Le coeur et/ou la raison

HUMEUR DU JOUR

LE COEUR ET/OU LA RAISON

Comme acteur de terrain, puisque je préside une association d’aide aux victimes de l’Islam radical et de pratiques anachroniques, je ne puis être indifférent, me murer dans le silence, au sujet du rapatriement des djihadistes.
Je suis même sommé de me prononcer sur cette affaire qui fait déjà grand bruit. A tout le moins, la question mérite mieux que le positionnement binaire, en noir et blanc, qui semble diviser partisans et adversaires du retour des djihadistes; question autrement plus complexe qu’il n’y paraît.
L’une des grandes difficultés existentielles c’est lorsque le coeur et la raison sont en désaccord, n’arrivent pas à s’entendre, et n’en font chacun qu’à sa tête. C’est le problème que je vis avec la question du rapatriement des djihadistes.
Voici en quels termes il se pose.

PRIMO : Sur l’islamisme, mes positions ont toujours été on ne peut plus claires, j’ai toujours été contre les états d’âme et pour la solution de fermeté : l’islamisme, il faut le combattre par une mobilisation de la puissance publique à bon escient, c’est à dire dans le cadre de la loi. C’est un cancer qu’il faut éradiquer, les pansements et le replâtrage ne servent à rien.
Comme j’ai préféré, à l’époque de la décennie noire en Algérie, l’armée aux fascistes islamistes ; aujourd’hui, je préfère l’Occident « débridé et amoral », à en croire les obscurantistes, où les droits de l’Homme et l’Etat de droit ont un sens; j’espère que ce sera le cas dans cette affaire. Cet occident, je l’ai préféré aux sociétés musulmanes qui fonctionnent sur une grande hypocrisie. Tout se fait, tout se négocie, sans aucune limite, mais à l’abri des regards.
« Cache ce que Dieu a caché » dit en substance un adage algérien (oustour ma ‘star allah).

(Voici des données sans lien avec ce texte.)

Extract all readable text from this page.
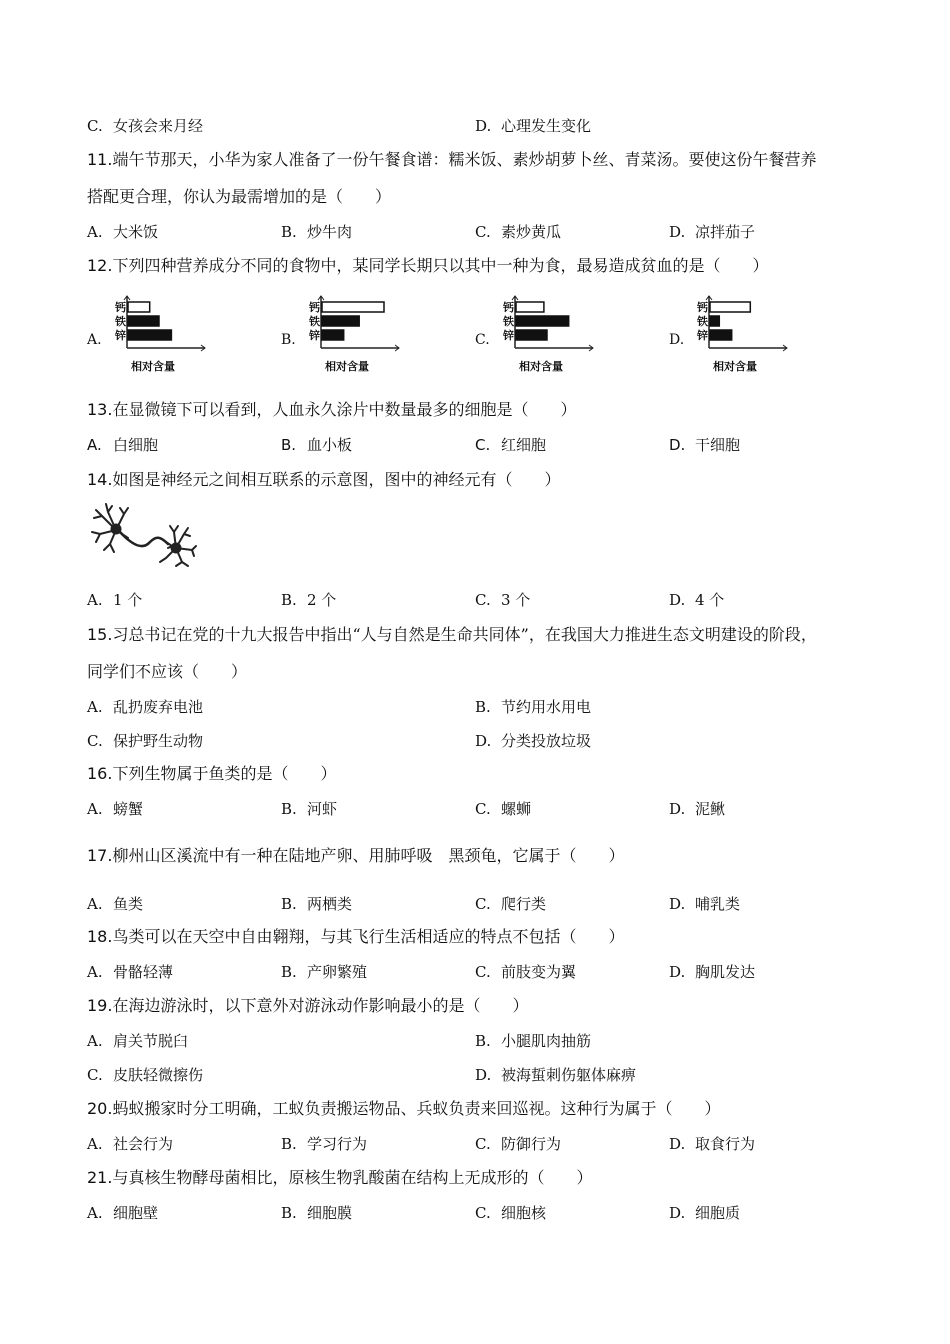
C. 女孩会来月经	D. 心理发生变化
11.端午节那天，小华为家人准备了一份午餐食谱：糯米饭、素炒胡萝卜丝、青菜汤。要使这份午餐营养
搭配更合理，你认为最需增加的是（　　）
A. 大米饭	B. 炒牛肉	C. 素炒黄瓜	D. 凉拌茄子
12.下列四种营养成分不同的食物中，某同学长期只以其中一种为食，最易造成贫血的是（　　）
A.
钙
铁
锌
相对含量
B.
钙
铁
锌
相对含量
C.
钙
铁
锌
相对含量
D.
钙
铁
锌
相对含量
13.在显微镜下可以看到，人血永久涂片中数量最多的细胞是（　　）
A. 白细胞	B. 血小板	C. 红细胞	D. 干细胞
14.如图是神经元之间相互联系的示意图，图中的神经元有（　　）
A. 1 个	B. 2 个	C. 3 个	D. 4 个
15.习总书记在党的十九大报告中指出“人与自然是生命共同体”，在我国大力推进生态文明建设的阶段，
同学们不应该（　　）
A. 乱扔废弃电池	B. 节约用水用电
C. 保护野生动物	D. 分类投放垃圾
16.下列生物属于鱼类的是（　　）
A. 螃蟹	B. 河虾	C. 螺蛳	D. 泥鳅
17.柳州山区溪流中有一种在陆地产卵、用肺呼吸　黑颈龟，它属于（　　）
A. 鱼类	B. 两栖类	C. 爬行类	D. 哺乳类
18.鸟类可以在天空中自由翱翔，与其飞行生活相适应的特点不包括（　　）
A. 骨骼轻薄	B. 产卵繁殖	C. 前肢变为翼	D. 胸肌发达
19.在海边游泳时，以下意外对游泳动作影响最小的是（　　）
A. 肩关节脱臼	B. 小腿肌肉抽筋
C. 皮肤轻微擦伤	D. 被海蜇刺伤躯体麻痹
20.蚂蚁搬家时分工明确，工蚁负责搬运物品、兵蚁负责来回巡视。这种行为属于（　　）
A. 社会行为	B. 学习行为	C. 防御行为	D. 取食行为
21.与真核生物酵母菌相比，原核生物乳酸菌在结构上无成形的（　　）
A. 细胞壁	B. 细胞膜	C. 细胞核	D. 细胞质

SECUNDO : J’ai toujours insisté, ce faisant, sur la nécessité que les démarches réflexives prennent le pas sur les réponses affectives. Une tribune passée a été publiée sous le titre « Déradicalisation : la raison plutôt que l’émotion ».
Autrement dit, privilégier l’appel à la raison, la raison comme donnée anthropologique indépassable, comme composante consubstantielle à l’être et sans laquelle aucune activité intellectuelle, aucun déploiement de la pensée critique n’aurait de sens. (tiré de mon livre).

TERTIO : Mais au risque de me contredire, je ne suis pas un robot, j’ai un coeur, et pour mon malheur ou mon bonheur, c’est selon, je vis avec des familles directement concernées par la tragédie du djihadisme. J’ai rencontré des radicalisés pour déconstruire les idées saugrenues et en désaccord avec le sens commun qui encombrent leurs pensées. On n’en sort pas indemne.
Mon amie Sabine qui a fondé l’association avec moi et d’autres a sa fille en Syrie, depuis plus de trois ans. Elle est très réaliste, elle reconnaît la responsabilité de sa fille, mais elle souhaiterait quand même que sa fille puisse rentrer pour être jugée en France. Comment puis-je rester objectif?
Dans un post, j’ai posé la complexité du problème.
Autant je suis sans pitié pour ceux qui ont fait le choix du djihad en toute conscience, le djihad étant un choix de rupture qu’il faut assumer.
Autant, je mets un bémol pour ceux qui ont été trompés, et ils son légion, surtout parmi les femmes.
Et puis, il ya les enfants, c’est quoi leur faute?
Et les grands-parents qui voudraient connaître leurs petits enfants, les récupérer pour tenter de réparer ce qui peut l’être; qui peut les en priver? Là, c’est mon coeur qui prend le dessus.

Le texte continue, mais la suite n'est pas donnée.